When the files were posted online last month, Vita Zelce, a historian at the University of Latvia, spent all night checking whether anyone she knew had been listed as an informant.
“I was so nervous and so angry,” she said, recalling how she had found the name of an old primary schoolteacher, whom she had always considered a “normal, friendly man,” and a distant relative with mental problems.
“If these people were really agents, the K.G.B. was a joke,” Ms. Zelce said. “What are these files? A real historical record or a strange Soviet disinformation operation? We just don’t know.”
Deciding who really did what, however, depends on access to documents stored in Moscow, which has a full archive of the Latvian K.G.B.’s reports and lists of informants.
“Unfortunately,” said Mr. Zalite of the documentation center, “there is no way to get at that for the moment.”

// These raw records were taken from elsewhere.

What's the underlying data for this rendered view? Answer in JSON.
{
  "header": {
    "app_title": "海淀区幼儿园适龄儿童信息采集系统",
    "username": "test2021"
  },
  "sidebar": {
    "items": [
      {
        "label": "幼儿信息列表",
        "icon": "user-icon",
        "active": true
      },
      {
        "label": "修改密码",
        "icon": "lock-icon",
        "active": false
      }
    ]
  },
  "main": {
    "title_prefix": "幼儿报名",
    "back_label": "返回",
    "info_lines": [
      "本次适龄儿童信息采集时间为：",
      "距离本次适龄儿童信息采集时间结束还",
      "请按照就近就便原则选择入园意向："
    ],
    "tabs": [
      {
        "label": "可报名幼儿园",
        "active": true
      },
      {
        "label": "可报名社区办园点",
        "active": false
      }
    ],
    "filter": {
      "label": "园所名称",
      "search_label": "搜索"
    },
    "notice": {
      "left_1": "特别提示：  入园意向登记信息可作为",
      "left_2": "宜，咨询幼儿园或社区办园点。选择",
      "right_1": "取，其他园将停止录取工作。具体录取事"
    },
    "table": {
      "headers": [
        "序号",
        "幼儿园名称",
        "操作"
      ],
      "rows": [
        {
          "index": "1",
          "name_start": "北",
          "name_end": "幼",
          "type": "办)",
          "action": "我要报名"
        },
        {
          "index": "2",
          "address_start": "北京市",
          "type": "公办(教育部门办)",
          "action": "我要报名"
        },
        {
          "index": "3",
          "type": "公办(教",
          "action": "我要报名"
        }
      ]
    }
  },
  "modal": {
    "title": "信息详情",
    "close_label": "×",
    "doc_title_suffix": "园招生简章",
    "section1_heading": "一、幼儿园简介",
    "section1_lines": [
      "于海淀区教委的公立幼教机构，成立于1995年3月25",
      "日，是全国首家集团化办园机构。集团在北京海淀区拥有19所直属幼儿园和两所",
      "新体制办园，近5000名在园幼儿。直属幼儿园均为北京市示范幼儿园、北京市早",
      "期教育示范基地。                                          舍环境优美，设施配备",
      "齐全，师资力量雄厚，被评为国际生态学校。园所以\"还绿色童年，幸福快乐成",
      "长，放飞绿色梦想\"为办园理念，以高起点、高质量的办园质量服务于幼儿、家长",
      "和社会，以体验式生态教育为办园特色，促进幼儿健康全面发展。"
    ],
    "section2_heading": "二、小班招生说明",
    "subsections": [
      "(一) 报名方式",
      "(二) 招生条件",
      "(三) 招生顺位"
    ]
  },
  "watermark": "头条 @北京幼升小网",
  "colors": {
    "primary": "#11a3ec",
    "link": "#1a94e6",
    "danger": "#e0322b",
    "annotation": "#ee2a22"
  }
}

Lidija Lasmane, a 93-year-old veteran of Latvia’s Soviet-era dissident movement, cheered the release of the files, something she has been demanding for decades. But with many of her own generation now dead, she says it has come much too late either to serve historical truth or settle what she described as a fundamental moral question: “How does a perfectly normal person become a beast ready to betray their friends, their family and their country?”
She said it was true, as many of those so far exposed as K.G.B. collaborators have argued, that the Soviet system put them under terrible pressure, threatening careers and relatives with ruin if they did not cooperate.
“But every individual has a choice in the end,” added Ms. Lasmane, who repeatedly chose to defy the Soviet authorities and, as a result, was sent three times to Soviet prison camps, including one in Vorkuta, a particularly forbidding outpost of the Gulag archipelago.
Raised in a deeply religious Baptist family, she said her faith meant that any collaboration with the K.G.B. had never been an option.
“I knew from childhood that there is God and also the Devil. For me, there was never a real choice about what to do,” she said.